Software licensing has been broken for 2 decades. That's why free software isn't financially viable for anybody except a tiny minority. It should be. The entire industry has been operating by charity. The rich mega corporations have decided they're not longer going to be charitable.

sodapopcan 1 month ago

It's not as simple as calling it theft, but it is simply theft, plus the other good points you made.

visarga 1 month ago
Copying is theft, generating is theft, and it is not even taking anything they had. Future revenue can't be stolen.
I think once it becomes infrastructure and widely used knowledge the authors can't claim control anymore. Or shouldn't.
- sodapopcan 1 month ago
  
  > Future revenue can't be stolen.
  This is a big eye-roll but otherwise ya, this is one way to think of it. It's not all about money, though. The people running these companies are just taking, en masse, without credit. This is a basic human desire. Of course there is a discussion of whether or not we should evolve beyond that. It feels incredibly dystopian to me, though.

pico303 1 month ago

The problem is there was a social contract. Someone spent their time and money to create a product that they shared for free, provided you visit their site and see their offerings. In this way they could afford to keep making this free product that everyone benefited from.
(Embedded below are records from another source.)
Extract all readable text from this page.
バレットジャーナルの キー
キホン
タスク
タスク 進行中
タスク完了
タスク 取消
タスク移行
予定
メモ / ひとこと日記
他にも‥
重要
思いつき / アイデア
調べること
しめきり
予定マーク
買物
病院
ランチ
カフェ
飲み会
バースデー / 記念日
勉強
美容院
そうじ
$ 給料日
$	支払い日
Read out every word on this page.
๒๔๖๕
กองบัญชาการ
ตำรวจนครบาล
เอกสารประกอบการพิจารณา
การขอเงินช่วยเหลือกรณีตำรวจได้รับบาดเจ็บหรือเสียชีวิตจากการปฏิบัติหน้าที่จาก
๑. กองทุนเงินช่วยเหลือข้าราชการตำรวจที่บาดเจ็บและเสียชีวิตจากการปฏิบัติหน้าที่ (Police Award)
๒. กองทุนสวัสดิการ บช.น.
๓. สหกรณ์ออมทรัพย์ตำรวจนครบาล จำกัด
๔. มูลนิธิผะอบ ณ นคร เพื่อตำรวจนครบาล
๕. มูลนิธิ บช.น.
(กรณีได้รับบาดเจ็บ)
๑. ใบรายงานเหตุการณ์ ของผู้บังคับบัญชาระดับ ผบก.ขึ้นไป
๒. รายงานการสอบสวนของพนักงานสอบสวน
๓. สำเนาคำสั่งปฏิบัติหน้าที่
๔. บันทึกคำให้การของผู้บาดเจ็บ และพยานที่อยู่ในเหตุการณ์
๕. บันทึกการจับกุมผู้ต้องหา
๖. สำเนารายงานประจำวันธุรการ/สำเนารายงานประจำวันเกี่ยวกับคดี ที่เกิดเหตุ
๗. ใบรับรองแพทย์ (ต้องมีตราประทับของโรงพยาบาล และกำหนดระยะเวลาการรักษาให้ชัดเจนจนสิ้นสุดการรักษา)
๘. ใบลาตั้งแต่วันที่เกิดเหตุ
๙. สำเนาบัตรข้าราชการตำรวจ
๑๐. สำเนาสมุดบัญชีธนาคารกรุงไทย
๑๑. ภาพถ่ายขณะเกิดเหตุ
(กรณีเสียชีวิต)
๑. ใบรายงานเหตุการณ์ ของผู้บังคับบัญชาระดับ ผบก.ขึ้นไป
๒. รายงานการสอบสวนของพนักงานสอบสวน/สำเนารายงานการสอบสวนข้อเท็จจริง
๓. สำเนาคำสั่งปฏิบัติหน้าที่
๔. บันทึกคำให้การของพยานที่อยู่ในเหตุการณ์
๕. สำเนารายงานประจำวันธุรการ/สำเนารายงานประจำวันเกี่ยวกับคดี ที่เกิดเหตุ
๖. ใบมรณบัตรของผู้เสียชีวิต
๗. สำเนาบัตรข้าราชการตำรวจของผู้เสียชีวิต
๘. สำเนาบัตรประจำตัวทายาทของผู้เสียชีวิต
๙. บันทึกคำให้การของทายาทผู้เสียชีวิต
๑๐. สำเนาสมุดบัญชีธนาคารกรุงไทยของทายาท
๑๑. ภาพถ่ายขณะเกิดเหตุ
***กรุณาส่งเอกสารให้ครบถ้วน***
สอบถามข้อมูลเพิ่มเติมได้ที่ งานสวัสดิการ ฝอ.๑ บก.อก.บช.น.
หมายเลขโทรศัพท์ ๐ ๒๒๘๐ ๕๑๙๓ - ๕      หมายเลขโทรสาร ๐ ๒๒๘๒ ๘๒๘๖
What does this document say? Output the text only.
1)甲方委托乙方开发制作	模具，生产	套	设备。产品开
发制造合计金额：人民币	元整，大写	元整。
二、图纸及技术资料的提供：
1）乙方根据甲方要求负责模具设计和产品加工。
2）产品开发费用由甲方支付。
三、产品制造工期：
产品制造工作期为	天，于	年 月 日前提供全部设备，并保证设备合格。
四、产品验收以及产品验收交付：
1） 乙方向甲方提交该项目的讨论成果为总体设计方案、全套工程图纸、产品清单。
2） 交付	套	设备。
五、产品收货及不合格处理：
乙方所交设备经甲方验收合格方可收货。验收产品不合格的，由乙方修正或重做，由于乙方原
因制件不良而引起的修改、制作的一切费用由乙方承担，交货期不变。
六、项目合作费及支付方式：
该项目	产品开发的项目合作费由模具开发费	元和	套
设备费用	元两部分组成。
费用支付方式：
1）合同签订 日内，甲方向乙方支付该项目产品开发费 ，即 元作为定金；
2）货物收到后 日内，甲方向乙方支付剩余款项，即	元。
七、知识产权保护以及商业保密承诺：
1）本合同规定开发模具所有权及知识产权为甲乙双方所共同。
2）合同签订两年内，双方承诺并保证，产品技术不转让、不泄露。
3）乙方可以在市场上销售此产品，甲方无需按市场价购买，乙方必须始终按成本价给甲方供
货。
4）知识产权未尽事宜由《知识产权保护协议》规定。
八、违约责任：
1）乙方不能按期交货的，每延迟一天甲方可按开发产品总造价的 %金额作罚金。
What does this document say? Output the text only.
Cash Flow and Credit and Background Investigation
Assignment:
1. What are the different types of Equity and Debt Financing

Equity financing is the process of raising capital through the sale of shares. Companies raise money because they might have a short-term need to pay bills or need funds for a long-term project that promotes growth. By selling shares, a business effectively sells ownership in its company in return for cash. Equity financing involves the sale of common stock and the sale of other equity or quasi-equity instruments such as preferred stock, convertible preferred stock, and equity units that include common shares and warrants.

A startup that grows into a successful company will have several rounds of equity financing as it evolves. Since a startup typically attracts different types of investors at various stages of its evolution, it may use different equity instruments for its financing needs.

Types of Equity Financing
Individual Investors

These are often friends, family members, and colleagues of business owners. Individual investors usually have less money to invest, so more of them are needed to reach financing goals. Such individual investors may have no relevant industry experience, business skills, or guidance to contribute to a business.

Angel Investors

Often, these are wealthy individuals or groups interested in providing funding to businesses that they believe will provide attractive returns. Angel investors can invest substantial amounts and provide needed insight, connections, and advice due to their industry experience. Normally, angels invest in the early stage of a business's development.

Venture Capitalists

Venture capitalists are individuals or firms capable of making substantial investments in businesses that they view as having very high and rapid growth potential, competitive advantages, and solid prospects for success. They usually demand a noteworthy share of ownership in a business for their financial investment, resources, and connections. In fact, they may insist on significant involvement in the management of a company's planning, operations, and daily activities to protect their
LLMs broke that social contract. Now that product will likely go away.

People can twist themselves into knots about how LLMs create “value” and that makes all of this ok, but the truth is they stole information to generate a new product that generates revenue for themselves at the cost of other people’s work. This is literally theft. This is what copyright law is meant to protect. If LLM manufacturers are making money off someone’s work, they need to compensate people for that work, same as any client or customer.

LLMs are not doing this for the good of society. They themselves are making money off this. And I’m sure if someone comes along with LLM 2.0 and rips them off, they’re going to be screaming to governments and attorneys for protection.

The ironic part of all of this is that LLMs are literally killing the businesses they need to survive. When people stop visiting (and paying) Tailwind, Wikipedia, news sites, weather, and so on, and only use LLMs, those sites and services will die. Heck, there’s even good reason to think LLMs will kill the Internet at large, at least as an information source. Why in the hell would I publish news or a book or events on the Internet if it’s just going to be stolen and illegally republished through an LLM without compensating me for my work? Once this information goes away or is locked behind nothing but paywalls, I hope everyone is ready for the end of the free ride.